The buying question this answers

The regulator's letter arrives on a Tuesday. The subject line is polite — "Request for cybersecurity governance evidence under NCPS 2021 CNII obligations, Q1 2026." The body asks for a list of specific evidence: privileged-access changes in production over the prior quarter, the approval trail for each, the IAM policy diffs that produced them, the audit log entries that confirm execution, the regulatory-control mapping. Response deadline: fourteen days.

The compliance team starts on Wednesday. By the end of week one, they have an extract from CloudTrail Lake covering the right time window. By the middle of week two, they have a draft mapping of events to NDPA Section 39 and CBN CSAT control IDs. By Friday afternoon, an analyst is hand-formatting the evidence pack into a PDF the regulator will accept. The team works the weekend. The pack ships on day twelve.

It will happen again next quarter. And the quarter after. Every regulated enterprise in Africa and the EU is now in a steady-state cadence of regulator queries — NDPA processing-record requests, CBN CSAT examination cycles, NMDPRA posture reviews, NIS2 Article 21 evidence requests, GDPR data-subject inquiries, sector-regulator one-off probes. The work is repetitive, time-pressured, expert-intensive, and a poor use of senior compliance time.

The compliance-automator is our open-source answer. A regulator's evidence query goes in. A structured, citation-rich, audit-grade evidence pack comes out — in twelve minutes, not twelve days. This piece is the case study: what we are building, the architecture, the repo, the build roadmap, and the engineering decisions a CISO needs to see before trusting the output.

What it actually does

A side-by-side comparison portal. Left pane: the regulator's query, or a draft policy / contract / operational document. Right pane: the AI agent's response — non-compliant clauses highlighted, deep-linked to the exact page and section of the official government regulation, with the evidence pack auto-generated underneath.

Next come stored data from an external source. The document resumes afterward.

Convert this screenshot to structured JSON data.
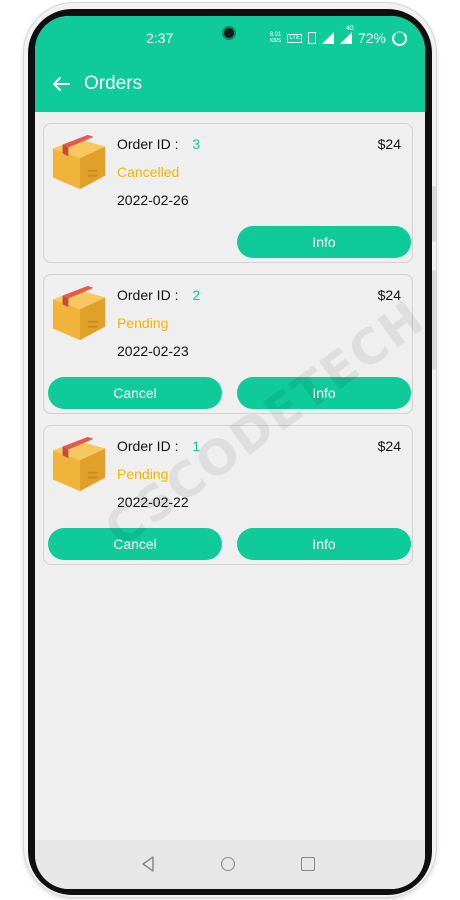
{
  "status_bar": {
    "time": "2:37",
    "net_speed_value": "8.91",
    "net_speed_unit": "KB/S",
    "lte_label": "LTE",
    "battery": "72%",
    "signal_label": "4G"
  },
  "app_bar": {
    "title": "Orders",
    "back_icon": "arrow-left-icon"
  },
  "colors": {
    "primary": "#0fcb99",
    "status_yellow": "#f4b400",
    "background": "#efefef"
  },
  "orders": [
    {
      "label": "Order ID :",
      "id": "3",
      "status": "Cancelled",
      "date": "2022-02-26",
      "price": "$24",
      "buttons": {
        "info": "Info"
      }
    },
    {
      "label": "Order ID :",
      "id": "2",
      "status": "Pending",
      "date": "2022-02-23",
      "price": "$24",
      "buttons": {
        "cancel": "Cancel",
        "info": "Info"
      }
    },
    {
      "label": "Order ID :",
      "id": "1",
      "status": "Pending",
      "date": "2022-02-22",
      "price": "$24",
      "buttons": {
        "cancel": "Cancel",
        "info": "Info"
      }
    }
  ],
  "watermark": "CSCODETECH",
  "nav_bar": {
    "icons": [
      "back-triangle-icon",
      "home-circle-icon",
      "recents-square-icon"
    ]
  }
}
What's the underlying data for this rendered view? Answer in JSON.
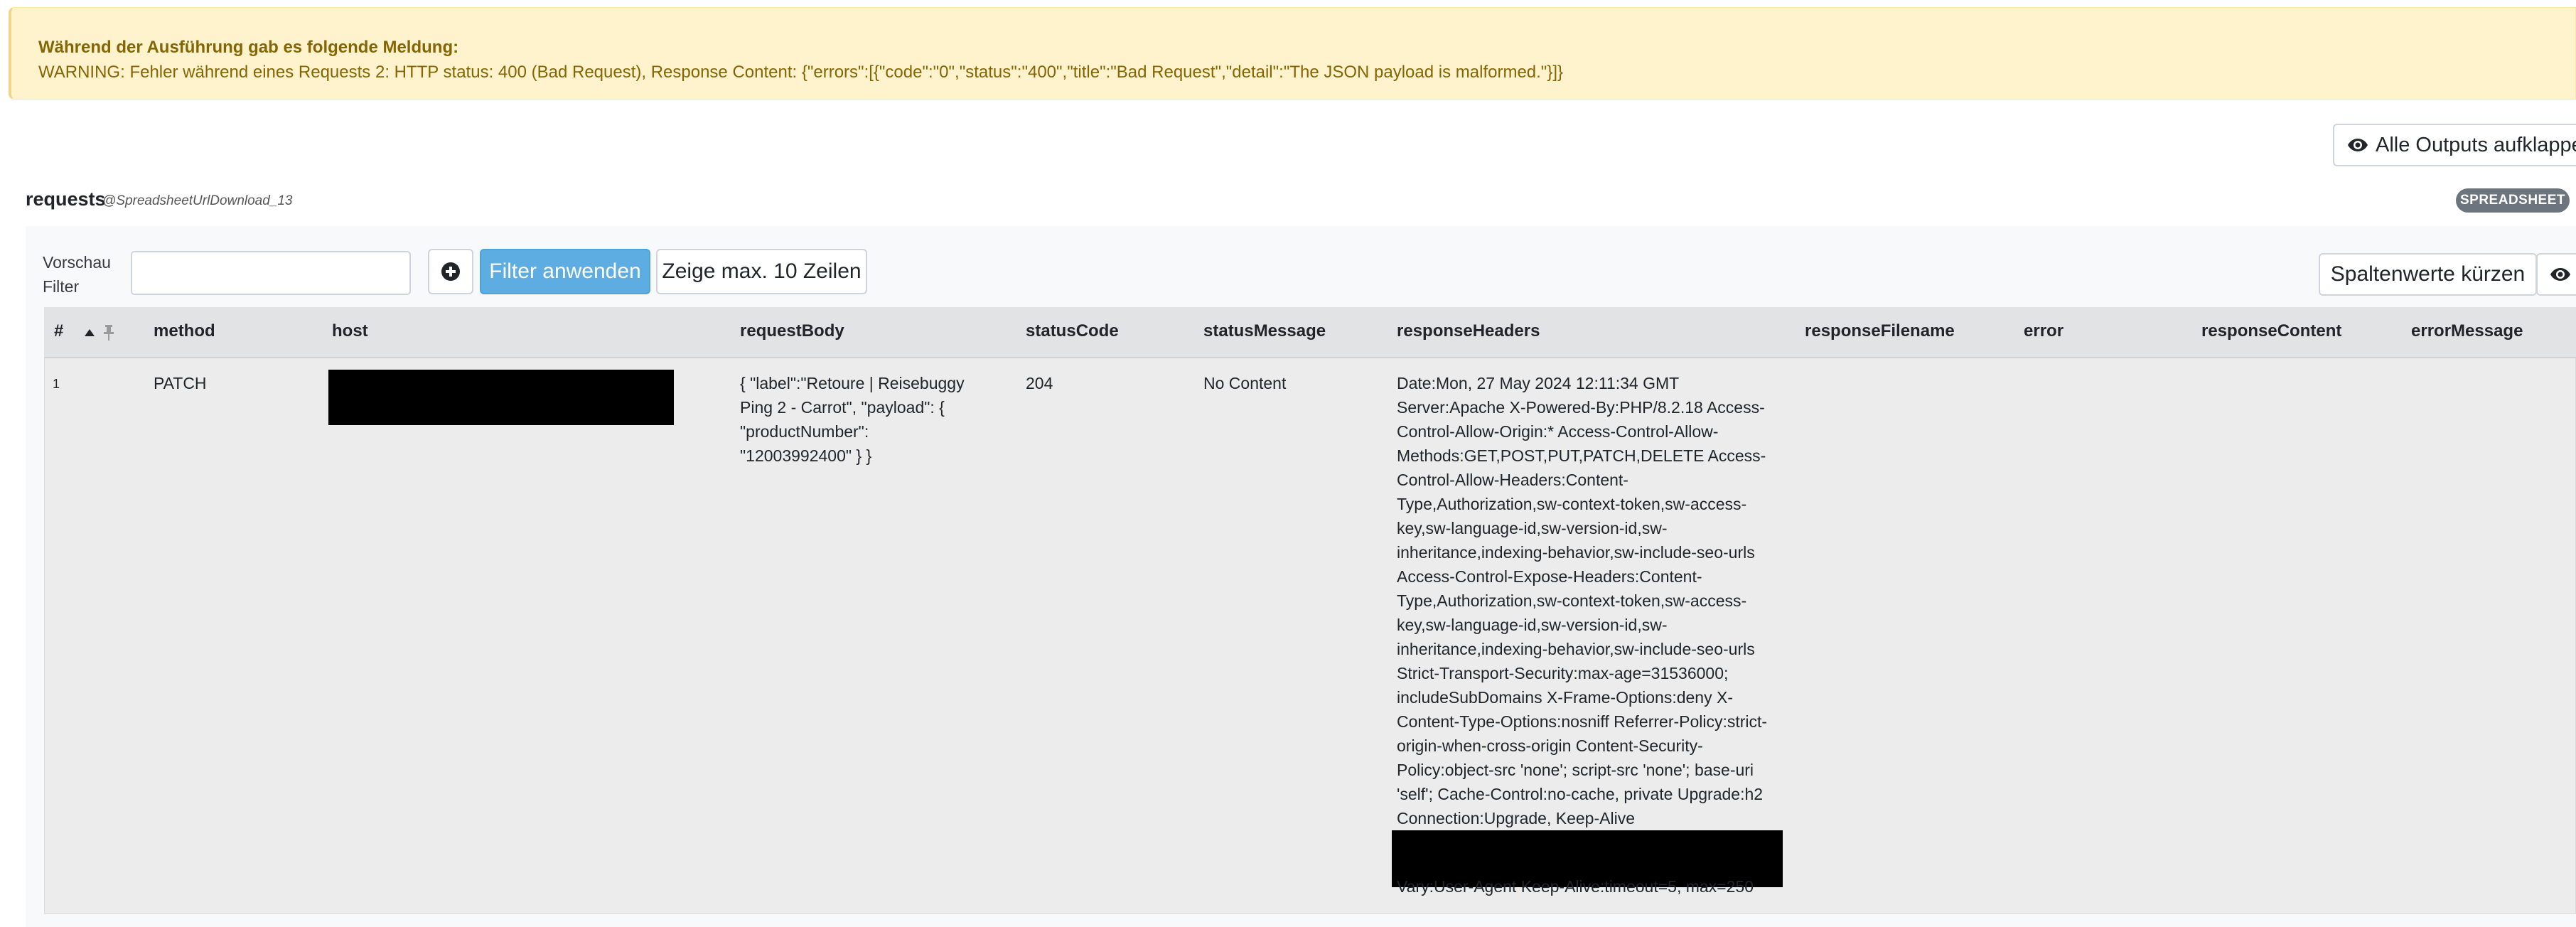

Three concrete examples that exercise the pipeline end-to-end:

  • "Show me all privileged-access changes in production for the past 90 days, with the approval trail." The agent queries CloudTrail Lake for IAM policy changes against production-scoped resources, joins them with the approval workflow records, maps each change to NDPA Section 39 / CBN CSAT controls, returns a PDF evidence pack with citations.
  • "Review this draft third-party vendor contract for NIS2 Article 21 supply-chain compliance." The agent retrieves the relevant NIS2 supply-chain clauses, highlights mismatches in the draft contract, deep-links each finding to the regulatory source.
  • "Produce the quarterly CSAT board-level evidence pack for Q1 2026." The agent runs the standing CSAT query set against the bank's evidence sources, formats the output to the regulator's preferred template, signs the artefact with KMS.

Each of these is a query type we have heard from real compliance officers as the thing that eats their week.

The architecture

Compliance Automator architecture: User submits a regulator-style query through the comparison portal UI or the local CLI. The query enters a Strands agent running on AgentCore Runtime, deployed inside the customer's VPC per the air-gapped Bedrock pattern. The agent uses Claude Haiku as a router (decides which evidence sources to query), then Claude Sonnet for the synthesis step. Action tools: query_cloudtrail (CloudTrail Lake), query_security_lake, retrieve_regulation (Bedrock Knowledge Base over the regulatory corpus with Cohere Embed v3), generate_evidence_pack (Powertools Lambda emitting structured JSON), format_pdf (WeasyPrint via Lambda layer). Bedrock Guardrails wrap every invocation with PII filters (NIN, BVN regex), denied-topic policies, and contextual grounding. event.interrupt() gates the evidence_pack generation for human-in-the-loop sign-off on the final output. Output: structured evidence pack JSON + signed PDF + citation index. Observability: CloudTrail data events, model invocation logs to KMS-encrypted S3 with Object Lock, cost tags per workflow.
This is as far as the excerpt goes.